Hint: Most professionals I know have several different email addresses, since often every group, department, and affiliation will have their own email address domain, and hand out userids to their various members.
The Employee's withheld taxes are not the Employer's, they are the Employee's..
They are merely withheld by the employer as required by Federal / State Laws..
Part of those funds (presently withheld) are "owed" to the government agencies as "taxes"..
If those taxes are no longer extant, then they should go to the Employees, not the Employers..
It was the Employee's money in the first place..
The Employer still benefits from not having to pay matching funds into withholding..
That is all the savings they are due..
I see no rationale for expecting Employees to end up with only the Net pay after taxes, if no taxes are being withheld..
They shoud be recieving their full paycheck, the Gross Pay..
I would agree that "something" is being misrepresented here..
I'm just not sure what..
I think you misunderstood the context. He was talking about no tax savings from elimination of employee's tax. Since employee tax accounts for over $1.3 Trillion of the $1.9 Trillion of taxes collected, without businesses being able to realize that $1.3 Trillion worth of savings, prices can not come down significantly to cover the new sales tax.
You know what the FairTax plan is. Let me tell you what it is not. The FairTax is not a "something for nothing" tax scheme. We aren't promising you extra dollars in your pocket or a new car in your driveway. The promise is simple. Your earnings will remain essentially the same, and you will spend essentially the same amount for your consumer goods and services. You won't pay taxes on your investment earnings, nor will you pay taxes when you give money away as a gift. Your heirs won't pay taxes when you go tango uniform and they inherit the wealth you've worked so hard to acquire. You won't fall victim to the Alternative Minimum Tax or an IRS audit. You will be compensated at the beginning of every month for the FairTax you would be expected to pay during that month on the basic necessities of life, as set by the poverty level for your sized household. As they say, "there ain't no such thing as a free lunch," and that applies to the FairTax, unless you want to consider treating April 15th as just another Spring day as something you get for free.
Sounds like furious backpedaling to me.--RobFromGa
That is not the point. The point is how does the employer realize the $1.3 Trillion worth savings from the taxes the employee now pays. Without the employer seeing those savings, the employer can not significantly reduce his prices.

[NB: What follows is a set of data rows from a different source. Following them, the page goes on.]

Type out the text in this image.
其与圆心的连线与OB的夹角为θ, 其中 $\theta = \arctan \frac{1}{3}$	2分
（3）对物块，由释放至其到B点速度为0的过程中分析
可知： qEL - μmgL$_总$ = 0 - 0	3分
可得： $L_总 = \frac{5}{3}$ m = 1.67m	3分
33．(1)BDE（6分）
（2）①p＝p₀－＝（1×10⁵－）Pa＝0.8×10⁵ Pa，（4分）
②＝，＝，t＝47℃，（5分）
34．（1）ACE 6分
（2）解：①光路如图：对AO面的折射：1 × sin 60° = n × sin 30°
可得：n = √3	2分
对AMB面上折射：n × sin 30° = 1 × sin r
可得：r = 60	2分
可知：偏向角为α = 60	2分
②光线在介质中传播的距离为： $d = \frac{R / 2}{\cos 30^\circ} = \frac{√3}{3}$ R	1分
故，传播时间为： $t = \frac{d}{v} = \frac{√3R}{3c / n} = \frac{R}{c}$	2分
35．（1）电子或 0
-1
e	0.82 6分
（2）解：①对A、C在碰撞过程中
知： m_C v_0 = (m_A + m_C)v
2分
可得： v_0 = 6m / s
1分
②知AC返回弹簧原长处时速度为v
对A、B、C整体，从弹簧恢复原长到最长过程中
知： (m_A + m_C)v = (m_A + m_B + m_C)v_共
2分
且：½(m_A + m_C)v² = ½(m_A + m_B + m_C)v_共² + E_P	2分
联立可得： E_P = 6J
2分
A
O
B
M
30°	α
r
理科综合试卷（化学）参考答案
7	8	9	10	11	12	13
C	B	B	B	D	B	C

Yes it does add up. You have to remember the stupid people did exactly the same thing years ago with the Social Security tax. The tax withholding was out of hand and visible to the voting public so they "hid" 1/2 of it by reducing the actual witholding from the paycheck and forced the employeer to pay the other half. The stupid "sheeple" had been sedated even though they didn't realize that the money the employer was forced to pay was in fact, money directly out of their pockets.
The only fair tax is a tax on retail sales with no exceptions to the tax. Other than that, it can be manipulated by politicos and will quickly become the exact copy of our IRS fiasco we now have.
I'll be watching this thread closely. Like I said recently, (I think it was to you), the idea that someone comes out ahead after the FairTax is passed isn't really appealing to me. It would be nice, but that's not what I'm looking for.
Transparency in the tax rate, and the perceived pain of the tax burden on each person, is worth more than money. These results will lead to a foundational shift in the minds of the dependency class for the good of America- and it will undo decades of creeping Communist advances.
That's why I favor the FairTax, and I think we agree on this. But yes, it needs to be tested and prodded at every point. No surprises!
And that is how the fairtax should be sold, on its merits, not on some fairytale.
I appreciate your support, but it does not add up. Never did.